At the Annual Communication currently going on this week, the charter for the aforementioned Far East Lodge No. 1 wasn't returned. Instead there was a motion to put it off until next year, which passed without discussion.
So what's going on in Japan?
To say that the Grand Lodge of Japan is in turmoil at the moment is an understatement, and it all centers around an entity known as the Tohidu Foundation. The outfit turned up in about 2016 hawking coffee mugs, toy bears, women's handbags, and all sorts of other tchotchkes with squares and compasses and Masonic phraseology, which seems to contravene established Grand Lodge rules (or at least customs) about such products. Tohidu Foundation is allegedly operated by the Grand Secretary Philip Ambrose, who has apparently been using his authority to sanction approved Masonic items to sell throughout Japan. The Japanese grand lodge traditionally keeps a tight grip on the public image of the fraternity there, and that includes domestic sellers of Masonic-related products. Making it even more troublesome is that none of Tohidu's profits benefitted the Grand Lodge, but only the few individuals involved in running and approving the scheme. The Grand Master at the time and several PGMs openly endorsed it.
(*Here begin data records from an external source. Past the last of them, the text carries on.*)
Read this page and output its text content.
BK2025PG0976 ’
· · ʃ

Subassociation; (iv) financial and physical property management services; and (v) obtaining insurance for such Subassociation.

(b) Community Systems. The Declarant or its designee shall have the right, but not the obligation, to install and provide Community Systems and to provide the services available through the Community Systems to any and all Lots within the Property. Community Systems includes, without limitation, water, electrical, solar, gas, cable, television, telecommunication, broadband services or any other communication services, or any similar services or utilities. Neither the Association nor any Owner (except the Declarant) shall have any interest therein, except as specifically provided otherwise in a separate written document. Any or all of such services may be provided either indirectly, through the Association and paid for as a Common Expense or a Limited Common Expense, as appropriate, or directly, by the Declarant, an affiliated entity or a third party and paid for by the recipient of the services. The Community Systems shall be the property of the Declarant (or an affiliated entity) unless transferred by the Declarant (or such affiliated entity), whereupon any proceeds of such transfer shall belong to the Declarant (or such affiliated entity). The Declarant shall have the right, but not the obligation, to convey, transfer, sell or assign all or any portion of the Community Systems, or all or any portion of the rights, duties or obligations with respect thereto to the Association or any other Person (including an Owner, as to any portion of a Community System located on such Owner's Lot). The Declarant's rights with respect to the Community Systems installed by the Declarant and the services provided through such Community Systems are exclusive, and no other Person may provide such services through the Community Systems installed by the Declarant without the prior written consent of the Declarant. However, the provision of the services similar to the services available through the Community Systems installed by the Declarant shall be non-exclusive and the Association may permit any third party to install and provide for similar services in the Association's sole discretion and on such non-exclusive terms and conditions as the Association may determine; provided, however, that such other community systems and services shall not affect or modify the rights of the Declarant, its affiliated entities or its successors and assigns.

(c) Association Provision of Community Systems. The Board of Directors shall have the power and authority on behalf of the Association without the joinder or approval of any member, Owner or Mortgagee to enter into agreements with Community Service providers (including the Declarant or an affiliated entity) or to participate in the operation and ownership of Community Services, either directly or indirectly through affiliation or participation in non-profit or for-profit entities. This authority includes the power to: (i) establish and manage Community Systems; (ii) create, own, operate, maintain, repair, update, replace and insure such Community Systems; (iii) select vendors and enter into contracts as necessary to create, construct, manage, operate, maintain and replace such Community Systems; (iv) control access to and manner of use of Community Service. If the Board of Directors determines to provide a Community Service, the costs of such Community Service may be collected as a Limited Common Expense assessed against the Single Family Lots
Whether or not any of this is actually a violation of the GLofJ's rules may be subject to interpretation. The issue of monetizing anything having to do with Freemasonry has always had its share of detractors and critics. No one "owns" the words and generic symbols of the Masonic fraternity, any more than an individual can own the Christian cross, the Jewish Star of David, the No Smoking symbol, or a stop sign shape. But there has been a long history of grand lodges, even in the U.S., attempting to exercise stern control over their members who attach the word Freemasonry or the square and compass to any sort of product or publication. There is no single correct answer that can be universally applied, but an increasing number of Japanese Masons are getting angry about the practice there.
|Immediate Past Grand Secretary,|
Philip A. Ambrose
On Friday at the Annual Communication, all visitors were cleared from the auditorium so that the membership could handle their business in private. Grand Secretary Ambrose stepped down from his position, and attempted to run for the position of Deputy Grand Master (he served as Grand Master before in 2002). A new Grand Secretary (another PGM) has been named, but he is not widely seen as a new broom by any means. Meanwhile, an unsuccessful attempt was made to try to alter their Code in order to prevent the position of DGM from being an automatic ascension to the Grand Master's office. It failed.
With a new Grand Secretary and new Grand Master taking office this week, and PGM Ambrose now out of the Grand Lodge office, Japanese Masons are hopeful that this situation can be resolved, Masonic careers restored, and reputations repaired. Tragically, this entire fraternity doesn't have the best track record when it comes to reversing expulsions, in any jurisdiction.
Time will tell if Japan has the fortitude to buck that unfortunate trend.